Sunday, January 27, 2019

Next to our hearts


World War II.  Millions dead, wounded, and displaced.  The Holocaust.  The Atomic Bomb.  Parts of the world’s map redrawn in ways which still have a tremendous impact on the world’s economy and politics.  Across bodies of water and on land formations around the globe, from tiny islands to giant continents, pigeons made communication possible during World War II. 
Radio technology had improved enormously since World War I but  pigeons were still needed and in fact, the use of pigeons actually increased as the war went on.  Italy, Australia, the United States, Germany, Britain, New Zealand, and Japan all had pigeon services.  Every branch of those countries militaries used pigeons and in many instances, the pigeons were the only means of communication   Britain had an extension of its pigeon service called the Middle East Pigeon Service.  Headquartered at Cairo, it had stations operating in Syria, Lebanon, Turkey, and Jerusalem.  The British also used pigeons in the Mediterranean, Africa, Burma, and India and the United States used pigeons in the Pacific theater. 

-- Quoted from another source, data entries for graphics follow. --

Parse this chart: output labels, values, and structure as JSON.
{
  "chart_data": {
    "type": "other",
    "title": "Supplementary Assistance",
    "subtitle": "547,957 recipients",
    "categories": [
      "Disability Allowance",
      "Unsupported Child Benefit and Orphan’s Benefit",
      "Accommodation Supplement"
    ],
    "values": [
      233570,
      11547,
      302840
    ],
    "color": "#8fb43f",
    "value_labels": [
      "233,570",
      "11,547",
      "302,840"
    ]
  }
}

Pigeons played a huge role in Allied operations to force the Axis powers out of Africa, Sicily, and Italy.  800 American pigeons landed at Safi, French Morocco in November 1942.  Lieutenant Tracey Prater, commander of the North African Signal Pigeon Platoon immediately realized that 800 pigeons would not meet the needs of the Allied forces.  He set up a breeding base at Casablanca.  Within several months, thousands of pigeons were bred, trained and assigned to combat mobile lofts.   During the 46 day Tunisian Campaign in the spring of 1943, when the Germans and Italians were finally driven out of Africa, pigeons delivered 215 urgent and secret messages.  On March 18, 1943 a pigeon named Yank delivered a message which Gordon Hayes, who served as a pigeoneer in Africa and Italy, writes in The Pigeons That Went to War, was widely believed to have “saved the life or thwarted the capture of General George S. Patton when communications between him and the 18thBritish Group were disrupted.”  Once the Allies had occupied Tunisia, Bizerte became the home of a breeding base.  Thousands of little yellow baby pigeons grew into pigeons trained for the invasion of Italy.  When the Allied invasion began, 200,000 troops and 3000 pigeons were deployed.

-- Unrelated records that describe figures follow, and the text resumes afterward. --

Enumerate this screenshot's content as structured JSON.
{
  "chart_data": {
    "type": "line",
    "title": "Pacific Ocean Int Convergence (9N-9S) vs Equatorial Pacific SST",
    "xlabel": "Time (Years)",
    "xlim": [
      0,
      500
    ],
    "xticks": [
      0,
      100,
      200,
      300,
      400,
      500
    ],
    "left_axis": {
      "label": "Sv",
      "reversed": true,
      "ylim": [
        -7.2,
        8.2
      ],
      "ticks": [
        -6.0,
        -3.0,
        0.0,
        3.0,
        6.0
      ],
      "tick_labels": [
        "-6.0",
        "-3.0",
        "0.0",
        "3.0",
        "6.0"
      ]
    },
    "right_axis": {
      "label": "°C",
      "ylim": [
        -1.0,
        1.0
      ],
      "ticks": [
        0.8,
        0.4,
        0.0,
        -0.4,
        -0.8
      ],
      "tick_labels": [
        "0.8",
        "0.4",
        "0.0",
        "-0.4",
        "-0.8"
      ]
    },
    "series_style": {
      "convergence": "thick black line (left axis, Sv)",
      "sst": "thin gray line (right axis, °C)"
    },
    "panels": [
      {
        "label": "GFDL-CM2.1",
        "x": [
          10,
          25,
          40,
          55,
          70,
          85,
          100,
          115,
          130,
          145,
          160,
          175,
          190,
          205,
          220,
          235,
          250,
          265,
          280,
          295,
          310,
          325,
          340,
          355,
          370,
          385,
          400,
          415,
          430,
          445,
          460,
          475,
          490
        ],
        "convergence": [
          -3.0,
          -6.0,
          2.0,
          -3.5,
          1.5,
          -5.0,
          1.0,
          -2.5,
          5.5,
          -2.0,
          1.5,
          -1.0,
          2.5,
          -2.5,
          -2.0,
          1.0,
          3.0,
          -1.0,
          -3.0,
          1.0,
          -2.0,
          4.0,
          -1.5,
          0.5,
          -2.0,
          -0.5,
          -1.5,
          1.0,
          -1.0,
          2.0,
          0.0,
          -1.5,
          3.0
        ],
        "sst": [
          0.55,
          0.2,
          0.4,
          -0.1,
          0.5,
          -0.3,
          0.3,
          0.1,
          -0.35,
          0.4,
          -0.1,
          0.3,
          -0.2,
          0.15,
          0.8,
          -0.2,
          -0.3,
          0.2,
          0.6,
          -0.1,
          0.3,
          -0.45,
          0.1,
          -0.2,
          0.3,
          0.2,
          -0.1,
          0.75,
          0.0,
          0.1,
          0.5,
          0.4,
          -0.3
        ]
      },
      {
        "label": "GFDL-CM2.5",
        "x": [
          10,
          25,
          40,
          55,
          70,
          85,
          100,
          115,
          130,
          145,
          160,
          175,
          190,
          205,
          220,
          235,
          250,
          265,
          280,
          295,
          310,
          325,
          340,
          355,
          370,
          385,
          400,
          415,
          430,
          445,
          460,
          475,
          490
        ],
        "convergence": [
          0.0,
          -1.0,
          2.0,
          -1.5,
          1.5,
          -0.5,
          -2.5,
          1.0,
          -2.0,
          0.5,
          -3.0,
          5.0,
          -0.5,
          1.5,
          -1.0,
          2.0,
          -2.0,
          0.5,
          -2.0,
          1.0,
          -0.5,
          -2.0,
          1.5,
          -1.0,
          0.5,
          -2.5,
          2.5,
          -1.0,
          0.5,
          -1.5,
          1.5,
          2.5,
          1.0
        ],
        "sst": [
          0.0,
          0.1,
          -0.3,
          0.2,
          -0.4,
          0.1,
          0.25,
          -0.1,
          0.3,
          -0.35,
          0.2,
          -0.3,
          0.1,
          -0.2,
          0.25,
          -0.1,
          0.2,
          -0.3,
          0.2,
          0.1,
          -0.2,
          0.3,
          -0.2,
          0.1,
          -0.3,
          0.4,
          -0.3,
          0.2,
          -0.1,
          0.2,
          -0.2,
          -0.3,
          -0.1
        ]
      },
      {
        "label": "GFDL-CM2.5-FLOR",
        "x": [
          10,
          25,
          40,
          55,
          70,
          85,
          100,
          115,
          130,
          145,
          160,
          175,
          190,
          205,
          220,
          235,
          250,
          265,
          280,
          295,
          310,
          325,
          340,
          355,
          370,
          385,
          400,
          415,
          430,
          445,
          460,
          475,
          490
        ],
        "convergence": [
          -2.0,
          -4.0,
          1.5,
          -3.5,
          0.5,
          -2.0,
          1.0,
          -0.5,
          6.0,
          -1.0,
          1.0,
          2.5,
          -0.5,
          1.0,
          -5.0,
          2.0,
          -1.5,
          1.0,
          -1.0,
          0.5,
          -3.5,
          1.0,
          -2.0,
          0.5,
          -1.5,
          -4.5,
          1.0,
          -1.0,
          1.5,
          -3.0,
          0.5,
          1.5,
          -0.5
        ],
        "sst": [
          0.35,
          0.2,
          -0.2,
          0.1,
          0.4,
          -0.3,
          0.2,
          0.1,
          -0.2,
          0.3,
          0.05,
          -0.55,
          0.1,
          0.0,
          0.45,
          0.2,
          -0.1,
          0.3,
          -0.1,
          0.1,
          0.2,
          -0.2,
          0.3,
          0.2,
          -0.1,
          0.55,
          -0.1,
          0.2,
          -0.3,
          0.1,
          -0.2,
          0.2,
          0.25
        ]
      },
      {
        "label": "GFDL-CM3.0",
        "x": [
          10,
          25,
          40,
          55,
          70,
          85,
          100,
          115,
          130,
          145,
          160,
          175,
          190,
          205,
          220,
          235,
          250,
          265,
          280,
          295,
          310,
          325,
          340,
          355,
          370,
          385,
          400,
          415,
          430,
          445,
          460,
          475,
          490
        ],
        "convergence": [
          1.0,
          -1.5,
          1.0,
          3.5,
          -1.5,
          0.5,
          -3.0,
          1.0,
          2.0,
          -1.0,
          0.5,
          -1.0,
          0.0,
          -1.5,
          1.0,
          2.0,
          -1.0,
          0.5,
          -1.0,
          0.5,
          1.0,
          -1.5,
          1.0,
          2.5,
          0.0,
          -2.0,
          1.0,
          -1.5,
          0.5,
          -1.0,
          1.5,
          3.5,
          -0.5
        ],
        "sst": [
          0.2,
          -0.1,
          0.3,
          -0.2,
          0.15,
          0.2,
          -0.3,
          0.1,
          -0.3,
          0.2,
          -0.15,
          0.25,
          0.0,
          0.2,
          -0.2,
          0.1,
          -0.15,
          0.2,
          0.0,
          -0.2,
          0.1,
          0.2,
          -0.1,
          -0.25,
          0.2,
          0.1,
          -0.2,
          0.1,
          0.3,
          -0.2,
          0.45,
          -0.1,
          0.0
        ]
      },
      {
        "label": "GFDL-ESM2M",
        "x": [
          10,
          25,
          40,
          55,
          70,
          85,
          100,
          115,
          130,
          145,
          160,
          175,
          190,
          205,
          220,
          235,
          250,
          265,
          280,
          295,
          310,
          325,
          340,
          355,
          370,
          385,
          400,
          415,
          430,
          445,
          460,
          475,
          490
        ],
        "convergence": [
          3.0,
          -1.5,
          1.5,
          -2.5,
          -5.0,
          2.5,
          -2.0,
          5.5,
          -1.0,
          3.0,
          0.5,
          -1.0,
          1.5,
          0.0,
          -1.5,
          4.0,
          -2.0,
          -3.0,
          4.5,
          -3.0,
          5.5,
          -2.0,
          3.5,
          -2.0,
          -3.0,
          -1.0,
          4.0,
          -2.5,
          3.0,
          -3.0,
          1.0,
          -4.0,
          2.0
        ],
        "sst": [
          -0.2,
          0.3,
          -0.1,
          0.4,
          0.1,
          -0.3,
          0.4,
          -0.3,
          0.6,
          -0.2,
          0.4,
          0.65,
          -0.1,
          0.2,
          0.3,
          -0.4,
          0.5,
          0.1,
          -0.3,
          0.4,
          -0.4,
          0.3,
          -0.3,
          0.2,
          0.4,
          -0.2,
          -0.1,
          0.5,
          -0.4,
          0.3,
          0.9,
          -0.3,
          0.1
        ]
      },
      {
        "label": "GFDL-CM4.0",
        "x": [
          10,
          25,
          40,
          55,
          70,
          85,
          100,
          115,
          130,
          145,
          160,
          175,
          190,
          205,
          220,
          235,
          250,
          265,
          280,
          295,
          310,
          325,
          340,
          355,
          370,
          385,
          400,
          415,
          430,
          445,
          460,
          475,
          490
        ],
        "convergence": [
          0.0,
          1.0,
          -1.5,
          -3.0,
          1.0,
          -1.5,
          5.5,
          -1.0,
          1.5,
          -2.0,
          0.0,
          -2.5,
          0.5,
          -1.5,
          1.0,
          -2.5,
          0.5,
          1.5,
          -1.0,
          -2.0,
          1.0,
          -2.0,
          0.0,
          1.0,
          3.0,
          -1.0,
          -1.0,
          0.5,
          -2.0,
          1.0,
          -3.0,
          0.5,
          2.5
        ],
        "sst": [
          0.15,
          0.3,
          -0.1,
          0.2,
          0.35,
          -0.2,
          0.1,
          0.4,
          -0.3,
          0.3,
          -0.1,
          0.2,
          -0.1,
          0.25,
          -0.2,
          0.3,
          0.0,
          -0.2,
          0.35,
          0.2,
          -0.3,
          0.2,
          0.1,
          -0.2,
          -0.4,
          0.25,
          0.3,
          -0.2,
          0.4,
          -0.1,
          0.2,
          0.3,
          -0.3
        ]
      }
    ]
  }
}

Just as they did on the battlefield, pigeons excelled in the world of espionage.  Operation Gibbon was a Secret Operations Executive mission to establish a secret pigeon service in Nazi occupied Belgium.  The British needed a way to get intelligence out of Belgium.  Pigeons did the job.  Resistance workers in occupied Europe received drops of pigeons from Allied aircraft and sent them out of their countries with intelligence.  The British created Operation Columba to collect intelligence from people living under the German occupation who were not spies.  Pigeons with questionnaires were dropped in small containers attached to small parachutes.  People answered the questions and sent their answers back to Britain with the pigeons.  Agents dropped behind enemy lines often preferred to communicate with pigeons rather than radios.  If agents were captured by the Germans, they wouldn’t have the radio with them as obvious evidence that they were a spy.  The first S.I.S. agent dropped into France in 1940 landed with a knife and a pigeon.  Pigeons’ abilities as navigators and long distance fliers made them such excellent spies that something called “pigeon paranoia” existed in Britain.  People believed that German agents had stashes of pigeons all over the country and were using them to send intelligence back to Germany.
Hundreds of thousands of pigeons were by our side during our greatest folly of the 20thcentury.  World War II.  Millions dead, wounded, and displaced.  The Holocaust.  The Atomic Bomb.  The map of the world redrawn.  But pigeons were not only by our side in baskets, wooden cages, and four bird carriers.  They were next to men’s hearts,  strapped across their chests in pigeon slings or drum containers as these men ran towards exploding artillery shells and enemy gunfire.  A pigeon felt a man’s thumping heart and the heaving of his chest as he took breath after breath, with each breath possibly being that man’s last breath.  Confined, the pigeon’s fate depended on that man’s choices, the choices of the commanding officer, and the choices of leaders in far away places.  In The Pigeons That Went to War, pigeonneer Gordon H. Hayes describes fighting through the Italian Alps in the winter of 1944-45.  He and his fellow pigeoneers saw men frozen in the snow, their pigeon strapped to their chest, frozen with them.  Think about being a pigeon strapped to a dead man.  It is winter.  You can’t move at all.